Here’s an odd twist on conspiracy theories. Toby Helm, the Observer Newspaper’s political editor wrote this weekend:
“An extraordinary cross-party summit bringing together leading leavers and – including Michael Gove and senior members of Keir Starmer’s shadow cabinet – has been held in high secrecy to address the failings of Brexit and how to remedy them in the national interest, the Observer can reveal.
The two-day gathering of some of the country’s most senior Labour and Tory politicians from both sides of the Brexit debate, together with diplomats, defence experts and the heads of some of the biggest businesses and banks, was held at the historic Ditchley Park retreat in Oxfordshire on Thursday afternoon and evening, and on Friday.
Documents from the meeting, obtained by the Observer, describe it as a “private discussion” under the title: “How can we make Brexit work better with our neighbours in Europe?””
Well, well!

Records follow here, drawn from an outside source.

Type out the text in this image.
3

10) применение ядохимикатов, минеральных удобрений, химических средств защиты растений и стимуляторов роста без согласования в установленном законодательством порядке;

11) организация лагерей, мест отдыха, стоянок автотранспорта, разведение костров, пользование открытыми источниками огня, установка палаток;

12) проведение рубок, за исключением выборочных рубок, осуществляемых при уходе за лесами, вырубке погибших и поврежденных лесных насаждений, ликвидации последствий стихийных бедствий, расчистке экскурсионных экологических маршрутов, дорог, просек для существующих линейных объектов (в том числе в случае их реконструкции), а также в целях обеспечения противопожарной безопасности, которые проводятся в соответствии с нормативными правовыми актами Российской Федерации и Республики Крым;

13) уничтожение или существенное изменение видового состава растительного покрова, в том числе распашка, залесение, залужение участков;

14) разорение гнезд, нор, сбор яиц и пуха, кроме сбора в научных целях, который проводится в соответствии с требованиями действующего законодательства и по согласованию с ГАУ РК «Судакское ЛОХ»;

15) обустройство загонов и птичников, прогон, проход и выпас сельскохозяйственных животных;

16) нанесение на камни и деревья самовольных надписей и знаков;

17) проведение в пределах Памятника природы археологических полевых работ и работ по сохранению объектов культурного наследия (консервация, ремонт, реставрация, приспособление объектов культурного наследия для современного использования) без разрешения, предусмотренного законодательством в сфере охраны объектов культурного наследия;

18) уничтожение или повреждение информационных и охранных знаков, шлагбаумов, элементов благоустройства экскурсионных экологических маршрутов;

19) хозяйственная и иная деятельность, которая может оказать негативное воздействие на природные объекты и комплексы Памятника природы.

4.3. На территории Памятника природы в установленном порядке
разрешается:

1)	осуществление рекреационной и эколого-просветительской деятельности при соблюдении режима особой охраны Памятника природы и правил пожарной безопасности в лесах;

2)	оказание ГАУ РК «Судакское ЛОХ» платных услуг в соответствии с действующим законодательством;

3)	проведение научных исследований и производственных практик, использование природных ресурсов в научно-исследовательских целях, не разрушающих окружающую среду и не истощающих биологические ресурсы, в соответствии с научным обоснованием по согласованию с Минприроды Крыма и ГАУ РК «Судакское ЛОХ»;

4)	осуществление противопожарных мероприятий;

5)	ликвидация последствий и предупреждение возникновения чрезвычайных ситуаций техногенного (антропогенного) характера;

I expect anyone who reads this blog knows I voted to remain in Europe but that’s old history now. The fact remains that Brexit seems to have been monumentally mishandled even if many people are denying this completely. Secret meetings though!! I wonder if we’ll ever here the conclusions they come to.
On a Sunday we like to listen to Desert Island Discs. If the discs chosen are not always completely to our liking, we always enjoy the theme tune. In the unlikely event that I should be invited onto the programme I would have to have that theme tune as one of my eight choice. This morning we heard David Sidaris, always interesting to listen to. At some point he talked about his mania for litter collecting, with a story of meeting a large tattooed man and watching him to see if he turned out to be the litter-dropper his appearance suggested he might be. They got into conversation, because David Sidaris is the kind of person who talks to everyone. Congratulating David Sidaris for his litter-picking work, he went on to say he too goes round keeping his own area tidy and showed photos of his local litter-picking team. Which just goes to show how appearances can be deceptive. We need to be careful about stereotyping!
Coincidentally, when we go out with our trusty litter-picker we usually say we are “doing a Sidaris”!
Life goes on. Stay safe and well, everyone!